Last week, the famed Doomsday Clock, created in 1947 by the Bulletin of the Atomic Scientists to sound the alarm over the inherently catastrophic nature of nuclear weapons, was set ahead 30 seconds, to two and a half minutes to midnight, the closest it’s been to midnight since 1953.
In announcing the change, Bulletin executive director and publisher, Dr. Rachel Bronson, noted that the decision to move the minute hand ahead was influenced by concerns over the deteriorating global security landscape, particularly with regard to heightened tensions between the US and Russia (which together possess roughly 90 percent of the world’s nuclear weapons). The report also cited the lack of immediate progress in fighting climate change, as well as innovations in “biology, artificial intelligence, and the cyber realm” as cause for concern.
The Bulletin’s well-founded anxiety over the fact that the world’s two nuclear superpowers, the United States and Russia, are currently “at odds in a variety of theaters, from Syria to Ukraine to the borders of NATO” has been exacerbated by recent political developments inside the US.
According to the Bulletin, the actions and statements of Donald J. Trump have “broken with historical precedent in unsettling ways. He has made ill-considered comments about expanding the US nuclear arsenal,” while evincing a troubling propensity to “discount or outright reject expert advice related to international security.”
During the period between the election and the inaugural, Trump tweeted, “The United States must greatly strengthen and expand its nuclear capability until such time as the world comes to its senses regarding nukes.”
Yet by appointing former Texas governor and Dancing With the Stars contestant Rick Perry to oversee the maintenance and development of the US nuclear arsenal, Trump has shown that he is far from coming to his own senses regarding “nukes.”

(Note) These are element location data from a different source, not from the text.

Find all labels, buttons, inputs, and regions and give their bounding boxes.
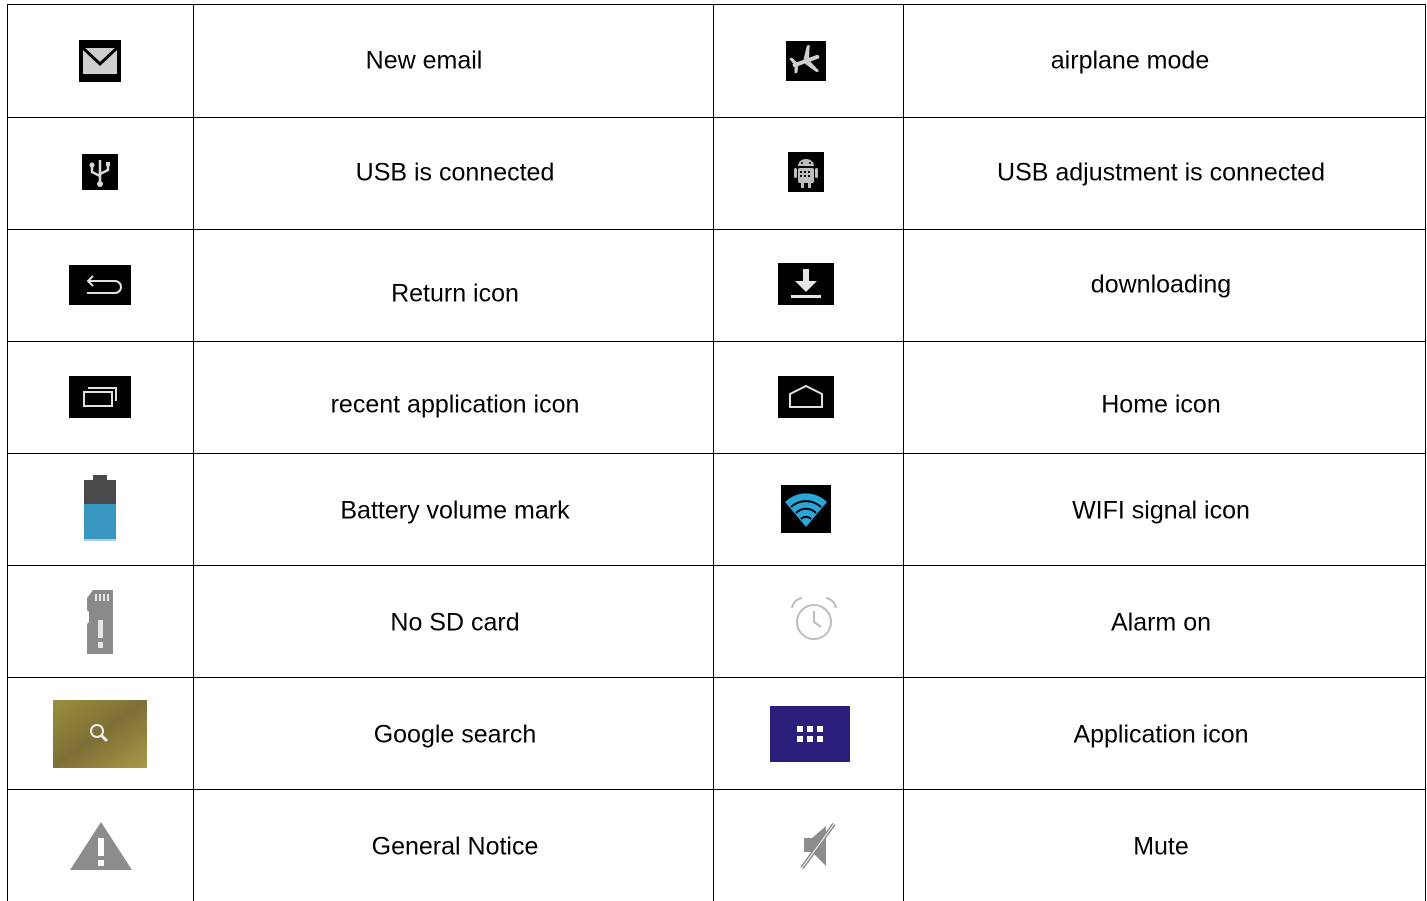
table-cell-label: Alarm on	[1110, 608, 1212, 637]
warning-icon	[70, 822, 132, 870]
table-cell-label: Home icon	[1101, 390, 1221, 419]
table-cell-label: Mute	[1133, 832, 1189, 861]
sd-card-icon	[87, 590, 113, 654]
icon-legend-table	[7, 4, 1426, 901]
row-divider	[8, 565, 1425, 566]
home-icon	[778, 376, 834, 418]
row-divider	[8, 229, 1425, 230]
row-divider	[8, 117, 1425, 118]
table-cell-label: downloading	[1090, 270, 1232, 299]
table-cell-label: Return icon	[391, 279, 519, 308]
recent-apps-icon	[69, 376, 131, 418]
table-cell-label: airplane mode	[1050, 46, 1210, 75]
table-cell-label: recent application icon	[330, 390, 580, 419]
back-arrow-icon	[69, 265, 131, 305]
app-grid-icon	[770, 706, 850, 762]
battery-icon	[84, 475, 116, 541]
table-cell-label: WIFI signal icon	[1072, 496, 1250, 525]
usb-icon	[82, 154, 118, 190]
wifi-icon	[781, 485, 831, 533]
download-icon	[778, 263, 834, 305]
table-cell-label: No SD card	[390, 608, 520, 637]
row-divider	[8, 453, 1425, 454]
row-divider	[8, 789, 1425, 790]
table-cell-label: New email	[365, 46, 483, 75]
table-cell-label: Google search	[373, 720, 537, 749]
row-divider	[8, 341, 1425, 342]
table-cell-label: General Notice	[371, 832, 539, 861]
table-cell-label: Battery volume mark	[340, 496, 570, 525]
airplane-icon	[786, 41, 826, 81]
android-debug-icon	[788, 152, 824, 192]
table-cell-label: USB is connected	[355, 158, 555, 187]
search-icon	[53, 700, 147, 768]
row-divider	[8, 677, 1425, 678]
alarm-clock-icon	[791, 597, 837, 640]
table-cell-label: Application icon	[1073, 720, 1249, 749]
envelope-icon	[79, 40, 121, 82]
table-cell-label: USB adjustment is connected	[997, 158, 1325, 187]
mute-icon	[800, 822, 836, 870]
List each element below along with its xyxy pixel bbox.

While other Trump nominees and appointments such as attorney-general nominee Jeff Sessions, White House counselor (and newly minted National Security Council member) Steve Bannon, and Health and Human Services nominee Tom Price, have all garnered widespread criticism, the nomination of Perry to lead the Department of Energy (DOE) has been met with too little concern.
Popular
"swipe left below to view more authors"Swipe →
The New York Times reported in January that Perry eagerly accepted Trump’s offer to lead DOE, an agency with 93,000 employees and a budget of nearly $30 billion, without knowing what it actually does. Perry accepted the job, according to the Times, “believing he was taking on a role as a global ambassador for the American oil and gas industry that he had long championed in his home state.”
As Mr. Perry once memorably said: “Oops.”
Since then, Perry has presumably learned that the Department of Energy, which in recent years has been led by a Nobel Prize–winning physicist (Steven Chu), and later, by an esteemed MIT nuclear physicist (Ernest Moniz), oversees the nation’s nuclear arsenal, to which President Obama had committed $1 trillion dollars to “modernizing” over the next 30 years.
For his part, Russian president Vladimir Putin has made it clear that he has his own nuclear priorities. Speaking in December, Putin, according to The Washington Post, said “We need to strengthen the military potential of strategic nuclear forces…especially with missile complexes that can reliably penetrate any existing and prospective missile defense systems.”
Meanwhile, in another worrying development for global security, Trump seems intent on following through on his campaign promise to create a “big beautiful safe zone” for refugees fleeing the jihadi-fueled violence in Syria. ABC News reported that Saudi autocrat King Salman has agreed to Trump’s proposal to create “safe zones” in both Syria and Yemen.
The idea of a “safe zone” for refugees, while intuitively appealing, simply risks a wider war in the region, given the military assets that would need to be deployed to create it. What’s more, according to Council on Foreign Relations expert Micah Zenko, “we know from UN-declared safe zones in Bosnia-Herzegovina and in sub-Saharan Africa, combatants will use it to rest, recruit, and recover, thereby placing all civilians residing there at grave risk.”
And so, with all that is currently unfolding, what can be done?
Domestically, a good first step in any retreat from Doomsday would be for both Houses of Congress to rally behind the “Restricting First Use of Nuclear Weapons Act of 2017” which was recently introduced by Congressmen Ted Lieu and Senator Ed Markey. Lieu and Markey’s legislation would prohibit the president from launching a nuclear “first strike” unless Congress passes a declaration of war. The bill is necessary now that, in their words, “the U.S. now has a Commander-in-Chief who has demonstrated ignorance of the nuclear triad, stated his desire to be ‘unpredictable’ with nuclear weapons, and as President-elect was making sweeping statements about U.S. nuclear policy over Twitter.”
Internationally, former Soviet President Mikhail Gorbachev recently called for the UN Security Council to convene a meeting of its constituent heads of state and “adopt a resolution stating that nuclear war is unacceptable and must never be fought.”
According to the former Soviet leader, the prevention of nuclear conflict “should become a common goal. Many other problems would then be easier to resolve.”
“The time to decide and act,” says Gorbachev, “is now.”